Sezon powoli się kończy – a co za tym idzie – pojawia się coraz więcej transferowych pogłosek. Wzmocnień szuka Barcelona, której priorytetem jest pozyskanie defensywnego pomocnika. Według hiszpańskiego "Mundo Deportivo", Blaugrana interesuje się Joshuą Kimmichem. To oznacza, że Robert Lewandowski zagrałby z dobrym znajomym z czasów gry dla Bayernu Monachium.
To nie jest wymarzony sezon dla Dumy Katalonii, której najprawdopodobniej nie uda się obronić mistrzostwa Hiszpanii. Barcelona na pięć kolejek przed końcem sezonu traci aż 11 punktów do prowadzącego Realu Madryt i w tym roku raczej nie zdobędzie żadnego trofeum. Swoją decyzję o odejściu zmienił także Xavi, który pozostanie u sterów klubu. Wraz z dyrektorem sportowym Deco szukają oni wzmocnień, szczególnie na pozycji defensywnego pomocnika, która po odejściu Sergio Busquetsa nie doczekała się godnego następcy.
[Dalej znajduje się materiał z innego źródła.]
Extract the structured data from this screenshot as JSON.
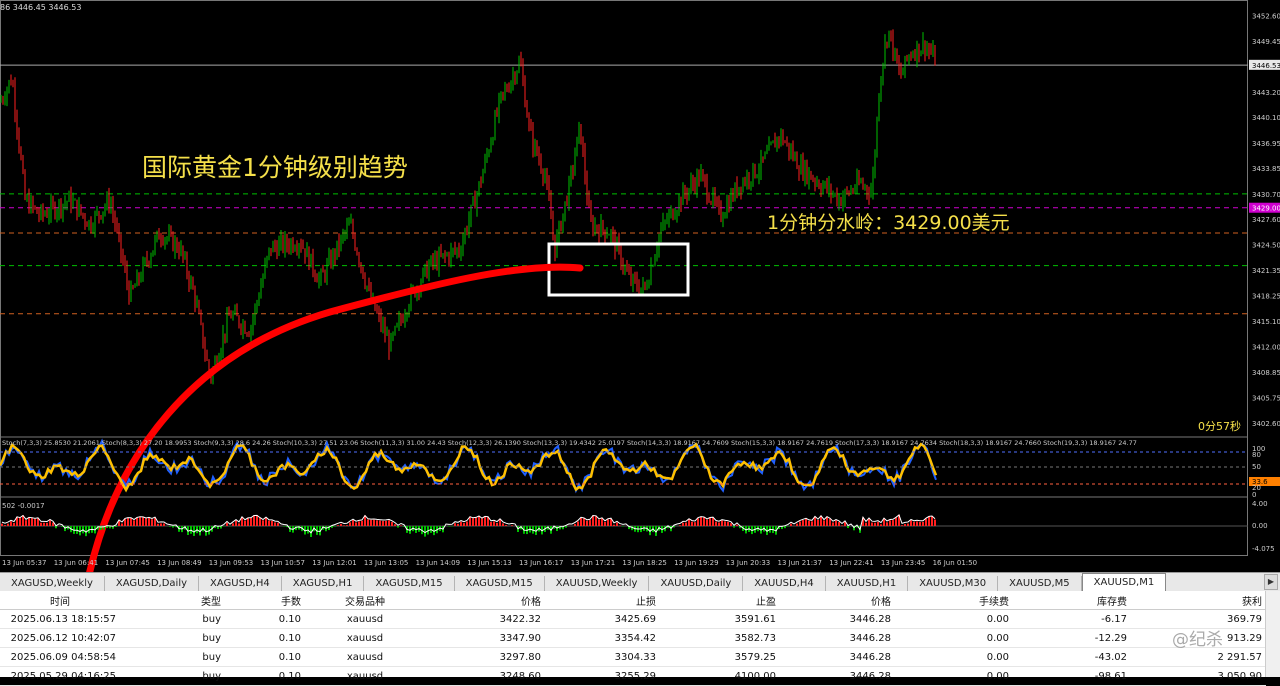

Zdaniem "Mundo Deportivo", jednym z lubianych przez działaczy Barcelony zawodników jest 29-letni Joshua Kimmich, z którym Xavi rozmawiał już rok temu. Zawodnikowi bawarskiego zespołu za rok wygasa kontrakt, więc to idealny moment, by o niego powalczyć. Kimmich ostateczną decyzję co do swojej przyszłości ma podjąć przed rozpoczęciem Euro 2024. Byłaby to świetna wiadomość dla Roberta Lewandowskiego, z którym Polak bardzo dobrze się zna. Razem w Bayernie siedmiokrotnie wygrywali Bundesligę, a także sięgali po triumf w Lidze Mistrzów w 2020 roku.
Jedynym pocieszeniem dla kibiców Bayernu może być fakt, że niedługo klub przejmie Ralf Rangnick. Kimmich wielokrotnie chwalił tego doświadczonego trenera i ten czynnik mógłby zadecydować o jego przyszłości w klubie z Bawarii.